Special counsel Robert Mueller has referred in recent weeks to yet “uncharged individuals” in court papers, signaling that there could be more indictments on the way, according to The Hill.
The special counsel referred to “uncharged individuals” in filings for two separate cases in his investigation of Russian election interference and alleged collusion between President Donald Trump’s campaign and the Kremlin. In each case, Mueller moved to keep information secret, a sign that he could be pursuing charges against more subjects.
Mueller probe status
Mueller has so far indicted six Trump associates and numerous Russians in his investigation of collusion, but no evidence of conspiracy has emerged. Mueller charged 13 Russian individuals and three Russian “troll farms” last year with waging a disinformation campaign to interfere with U.S. elections.
U.S-based lawyers for a company accused of funding the disinformation campaign, Concord Management, made the rare move of contesting the charges in U.S. federal court, which was unexpected since the Russians would likely never be prosecuted.
The lawyers have been locked in a colorful court battle over discovery documents with the judge and Mueller, who said last week that some evidence made available to Concord through discovery had been leaked back to Russia as part of a disinformation campaign.
In a filing last week, Mueller denied a request to release sensitive evidence, saying that the documents dealt with still “uncharged individuals” who may have interfered with U.S. government operations.
Mueller also asked in a court document last month to hide evidence in Manafort’s case that is related to “ongoing law enforcement investigations or uncharged individuals.” Manafort pleaded guilty in September to crimes having to do with lobbying work in Ukraine, and he had been charged previously with financial crimes as well as accused by Mueller of lying to investigators.
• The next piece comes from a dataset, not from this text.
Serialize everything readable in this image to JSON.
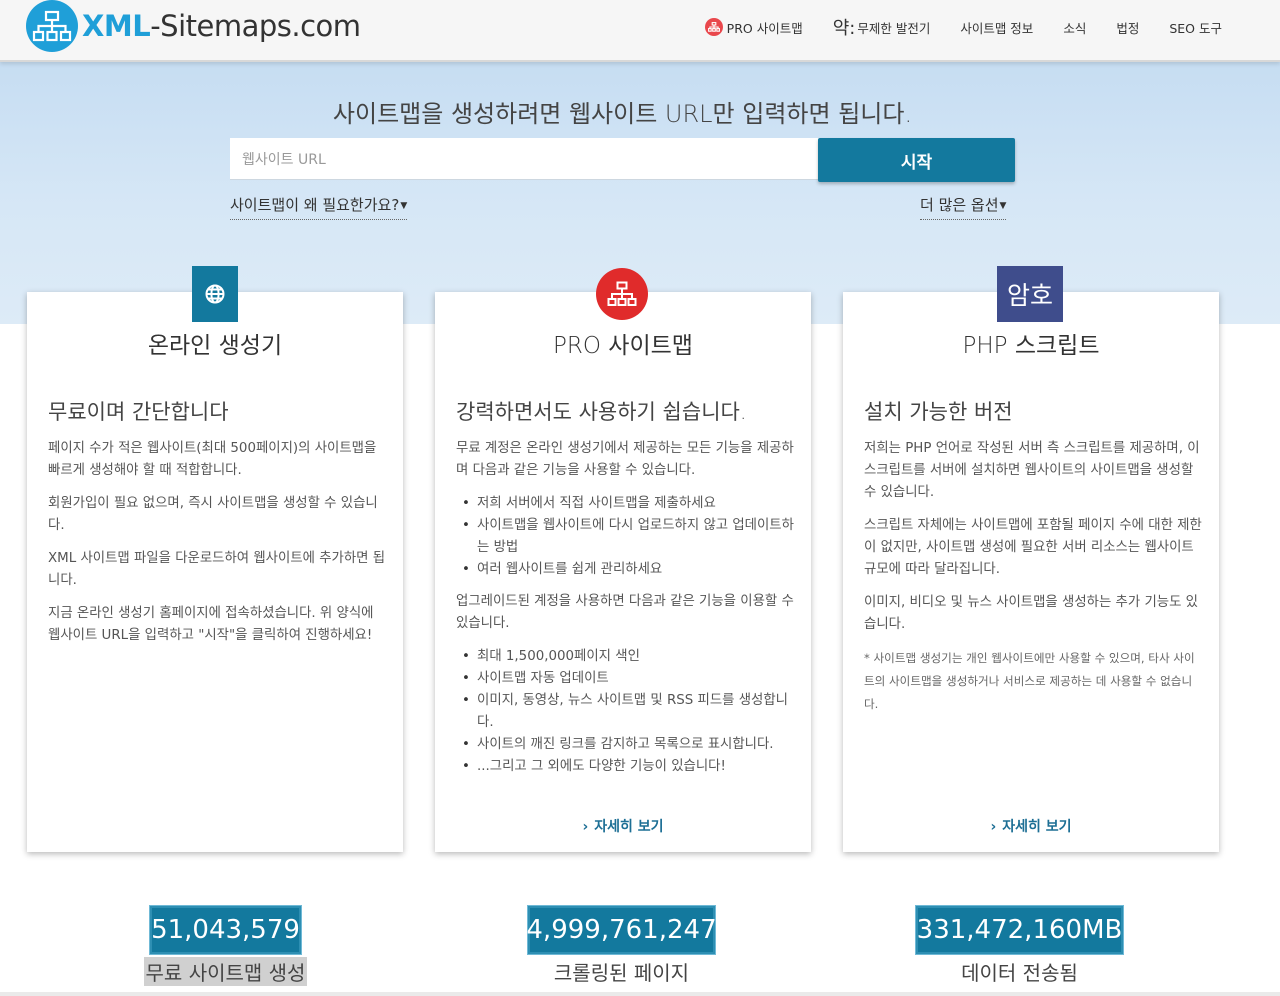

Collusion evidence unlikely
Legal analysts told The Hill that Mueller’s memos could indicate more indictments are coming, or that more individuals are simply being investigated, so it could be a big nothing-burger.
Mueller hasn’t uncovered evidence of collusion yet, and if the past is any indication, any new indictments wouldn’t change anything there.
Trump campaign wizard Roger Stone was arrested and charged last month over process crimes relating to Mueller’s investigation. Like the charges against other Trump associates, Stone’s charges have nothing to do with collusion. And while Mueller may be investigating the Manafort and Russian troll cases further, neither have any link with collusion.
Speculation that Mueller’s investigation will soon end has been building, and anticipation of what his final report will contain — if it is even released publicly — has captivated public interest.
But those who hope the report will be grounds for Trump’s impeachment shouldn’t get too excited. Mueller’s probe may drag on for even longer than expected, but given what has been revealed so far, evidence of collusion isn’t anywhere on the horizon.